Con un provvedimento dello scorso 11 aprile, il Garante per la protezione dei dati personali è tornato a pronunciarsi in materia di telemarketing indesiderato ed ha irrogato nei confronti di Vincall S.r.l., società che svolge servizi di telemarketing e teleselling per conto di diversi committenti, una sanzione esemplare per circa 2 milioni di euro.

Alla base della vicenda, un’operazione commerciale promossa da Edison Energia S.p.a. e attuata tramite la società Green Power S.p.a., sua agente di vendita, finalizzata alla ricerca di nuovi clienti interessati a sottoscrivere contratti di fornitura di energia e gas con la stessa Edison. In particolare, Green Power aveva incaricato la società Vincall di contattare telefonicamente potenziali clienti per verificarne la disponibilità a concludere contratti di fornitura con Edison. Vincall, a sua volta, aveva delegato tale attività alla società albanese Tele It che, tuttavia, contattava gli utenti utilizzando le numerazioni telefoniche contenute nelle proprie liste e, quindi, senza che la lista contatti fosse stata preventivamente fornita o validata dalle tre società coinvolte nell’attività promozionale (Edison, Green Power e Vincall). Una volta ottenuta la disponibilità degli utenti, Tele It trasmetteva i dati dei neoclienti a Vincall, che li ricontattava successivamente per chiedere conferma della volontà di concludere il contratto. In caso di riscontro positivo, Vincall provvedeva direttamente a compilare i moduli cartacei (sprovvisti di qualsiasi sottoscrizione del cliente), apponendo una sigla in calce. I contratti venivano così inviati a Green Power per il successivo inoltro a Edison.

Al termine dell’accertamento ispettivo svolto in seguito alle segnalazioni di numerosi utenti, il Nucleo Speciale Privacy della Guardia di Finanza ha a contestato a Vincall la violazione del Codice in materia di protezione dei dati personali (d. lgs 196/2003, o “Codice Privacy”) – applicabile ratione temporis alla fattispecie – per non aver reso agli interessati un’idonea informativa per i contatti telefonici attuati tramite il proprio call center e per non aver acquisito il consenso dagli interessati per la raccolta ed il trattamento dei dati a fini di marketing.
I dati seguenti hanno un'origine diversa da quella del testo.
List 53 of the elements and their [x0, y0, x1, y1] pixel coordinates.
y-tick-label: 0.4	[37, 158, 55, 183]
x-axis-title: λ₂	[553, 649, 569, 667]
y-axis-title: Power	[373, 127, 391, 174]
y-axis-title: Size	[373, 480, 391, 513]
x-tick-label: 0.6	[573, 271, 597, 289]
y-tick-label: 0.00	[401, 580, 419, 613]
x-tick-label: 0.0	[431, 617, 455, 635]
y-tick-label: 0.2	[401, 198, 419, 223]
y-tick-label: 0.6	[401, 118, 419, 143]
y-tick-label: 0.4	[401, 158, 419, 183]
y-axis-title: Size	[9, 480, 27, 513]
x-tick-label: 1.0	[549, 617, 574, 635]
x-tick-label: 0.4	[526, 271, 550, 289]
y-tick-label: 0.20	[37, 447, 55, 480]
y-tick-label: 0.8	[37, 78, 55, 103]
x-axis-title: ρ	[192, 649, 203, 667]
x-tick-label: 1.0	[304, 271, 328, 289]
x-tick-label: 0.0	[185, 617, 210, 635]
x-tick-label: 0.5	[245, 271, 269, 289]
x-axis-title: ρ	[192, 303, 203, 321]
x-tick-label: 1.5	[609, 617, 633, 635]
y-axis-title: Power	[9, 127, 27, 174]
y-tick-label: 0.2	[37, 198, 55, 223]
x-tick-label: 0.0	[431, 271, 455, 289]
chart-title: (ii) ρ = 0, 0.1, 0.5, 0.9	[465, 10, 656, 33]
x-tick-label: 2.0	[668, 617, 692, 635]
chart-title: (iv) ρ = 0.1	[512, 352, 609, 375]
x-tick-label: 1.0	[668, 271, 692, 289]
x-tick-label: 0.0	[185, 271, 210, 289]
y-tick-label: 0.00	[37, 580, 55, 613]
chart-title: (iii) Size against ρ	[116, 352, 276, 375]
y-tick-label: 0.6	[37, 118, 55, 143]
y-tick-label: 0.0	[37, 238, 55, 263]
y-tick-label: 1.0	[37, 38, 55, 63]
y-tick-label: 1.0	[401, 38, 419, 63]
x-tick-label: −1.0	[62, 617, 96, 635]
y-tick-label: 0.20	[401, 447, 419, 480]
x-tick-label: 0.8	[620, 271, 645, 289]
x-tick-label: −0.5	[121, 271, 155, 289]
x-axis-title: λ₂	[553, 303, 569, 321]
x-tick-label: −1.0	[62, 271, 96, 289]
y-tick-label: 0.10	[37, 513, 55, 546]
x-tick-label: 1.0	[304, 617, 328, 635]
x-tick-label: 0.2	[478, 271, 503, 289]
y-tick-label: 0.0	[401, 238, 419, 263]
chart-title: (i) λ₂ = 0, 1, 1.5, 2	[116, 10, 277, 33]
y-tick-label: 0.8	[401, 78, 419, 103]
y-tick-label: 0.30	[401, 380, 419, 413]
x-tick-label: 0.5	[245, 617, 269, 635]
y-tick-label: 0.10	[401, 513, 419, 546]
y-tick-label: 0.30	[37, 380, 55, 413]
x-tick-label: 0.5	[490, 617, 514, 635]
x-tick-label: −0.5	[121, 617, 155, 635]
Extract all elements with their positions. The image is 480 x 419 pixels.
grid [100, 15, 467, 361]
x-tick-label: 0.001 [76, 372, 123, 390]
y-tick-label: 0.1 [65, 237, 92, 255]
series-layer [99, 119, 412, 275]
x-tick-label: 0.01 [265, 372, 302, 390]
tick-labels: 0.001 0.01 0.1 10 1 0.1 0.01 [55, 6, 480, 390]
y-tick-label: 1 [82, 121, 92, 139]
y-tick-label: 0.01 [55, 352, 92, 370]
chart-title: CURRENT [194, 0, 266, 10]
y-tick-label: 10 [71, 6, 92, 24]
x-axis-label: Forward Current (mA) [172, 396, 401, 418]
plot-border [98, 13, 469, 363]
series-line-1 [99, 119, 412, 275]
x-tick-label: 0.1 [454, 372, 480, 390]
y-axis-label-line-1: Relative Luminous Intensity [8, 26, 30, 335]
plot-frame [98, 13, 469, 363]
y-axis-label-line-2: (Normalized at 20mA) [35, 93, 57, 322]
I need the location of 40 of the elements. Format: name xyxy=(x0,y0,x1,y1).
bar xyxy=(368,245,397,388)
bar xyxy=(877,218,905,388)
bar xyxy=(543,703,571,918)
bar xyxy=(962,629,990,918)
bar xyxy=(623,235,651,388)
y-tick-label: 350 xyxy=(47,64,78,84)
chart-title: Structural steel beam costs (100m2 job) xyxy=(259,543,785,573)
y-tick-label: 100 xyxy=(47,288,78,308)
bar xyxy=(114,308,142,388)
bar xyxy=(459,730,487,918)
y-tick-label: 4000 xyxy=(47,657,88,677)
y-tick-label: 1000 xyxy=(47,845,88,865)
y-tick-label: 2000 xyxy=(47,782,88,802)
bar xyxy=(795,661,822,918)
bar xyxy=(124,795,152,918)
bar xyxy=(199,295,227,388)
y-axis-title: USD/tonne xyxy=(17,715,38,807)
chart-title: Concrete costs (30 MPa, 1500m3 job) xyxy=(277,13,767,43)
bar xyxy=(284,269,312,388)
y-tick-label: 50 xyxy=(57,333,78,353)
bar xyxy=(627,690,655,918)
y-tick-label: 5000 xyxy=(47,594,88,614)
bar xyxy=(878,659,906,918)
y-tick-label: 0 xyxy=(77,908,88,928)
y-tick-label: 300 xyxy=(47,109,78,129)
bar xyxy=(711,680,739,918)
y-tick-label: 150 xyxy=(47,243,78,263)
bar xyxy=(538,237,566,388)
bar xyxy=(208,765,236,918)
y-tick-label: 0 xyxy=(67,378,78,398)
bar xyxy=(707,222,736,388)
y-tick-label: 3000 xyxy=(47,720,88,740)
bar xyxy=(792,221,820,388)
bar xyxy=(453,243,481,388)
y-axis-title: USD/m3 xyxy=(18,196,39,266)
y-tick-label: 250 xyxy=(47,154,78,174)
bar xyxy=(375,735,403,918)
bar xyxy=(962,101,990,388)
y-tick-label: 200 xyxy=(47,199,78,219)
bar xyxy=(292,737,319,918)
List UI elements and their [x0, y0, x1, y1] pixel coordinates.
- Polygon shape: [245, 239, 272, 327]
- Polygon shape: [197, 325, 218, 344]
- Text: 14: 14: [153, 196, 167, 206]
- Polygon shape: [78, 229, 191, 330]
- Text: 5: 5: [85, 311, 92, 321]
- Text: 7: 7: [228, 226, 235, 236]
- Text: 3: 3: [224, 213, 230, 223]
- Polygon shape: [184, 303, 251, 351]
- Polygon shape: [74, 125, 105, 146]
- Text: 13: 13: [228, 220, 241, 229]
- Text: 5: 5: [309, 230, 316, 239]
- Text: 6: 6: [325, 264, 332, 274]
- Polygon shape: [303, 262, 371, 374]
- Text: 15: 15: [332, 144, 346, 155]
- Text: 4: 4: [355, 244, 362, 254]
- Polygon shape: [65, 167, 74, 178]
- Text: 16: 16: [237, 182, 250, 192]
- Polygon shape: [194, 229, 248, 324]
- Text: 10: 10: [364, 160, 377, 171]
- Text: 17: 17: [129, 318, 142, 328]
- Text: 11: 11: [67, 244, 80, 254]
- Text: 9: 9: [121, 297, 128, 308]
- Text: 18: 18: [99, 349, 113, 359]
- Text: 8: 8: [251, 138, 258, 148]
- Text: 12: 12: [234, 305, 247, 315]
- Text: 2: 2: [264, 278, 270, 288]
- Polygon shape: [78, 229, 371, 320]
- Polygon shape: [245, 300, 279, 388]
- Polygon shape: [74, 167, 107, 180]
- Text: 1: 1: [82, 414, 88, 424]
Vincall si è difesa sostenendo che il proprio ruolo si limitava ad una verifica della documentazione inoltratale da Tele It, mentre i contratti cartacei sarebbero stati compilati direttamente da quest’ultima, cui andavano di conseguenza addebitate le contestazioni. Tuttavia, al di là della poca chiarezza circa i modi e i tempi di tale trasmissione, il Garante ha osservato che la ricostruzione dei fatti proposta da Vincall confliggeva con il contenuto delle testimonianze acquisite durante l’accertamento ispettivo svolto dalla Guardia di Finanza e ha quindi concluso che l’obbligo di fornire un’informativa adeguata, nonché di acquisire un valido consenso per la raccolta ed il trattamento dei dati a fini di marketing, gravava in capo a Vincall. Vincall, infatti, nell’ambito dell’attività di sua competenza (ovvero nel ricontattare i clienti per ottenere conferma dell’adesione), aveva operato in assenza di specifiche designazioni a responsabile del trattamento, agendo così come autonomo titolare del trattamento che avrebbe dovuto acquisire il consenso scritto degli interessati – circostanza tuttavia non verificatasi. Inoltre, il quadro fattuale emerso dalle indagini ha dimostrato chiaramente che i neoclienti non avevano avuto alcuna possibilità di acquisire l’informativa né tramite i moduli cartacei (che non venivano somministrati), né tramite comunicazione telefonica.

L’esemplare sanzione irrogata dal Garante ha dunque trovato fondamento nella particolare gravità del fatto, rispetto a cui l’Autorità stessa ha osservato che “le condotte risultano essere state poste in essere in un quadro di marcato disinteresse della complessiva normativa in materia di protezione dei dati personali e di superficiale sottovalutazione delle gravi implicazioni derivanti dall’utilizzo di forme di acquisizione della clientela improntate all’informalità e alla unilaterale semplificazione del quadro degli adempimenti formali prescritti dalla normativa”.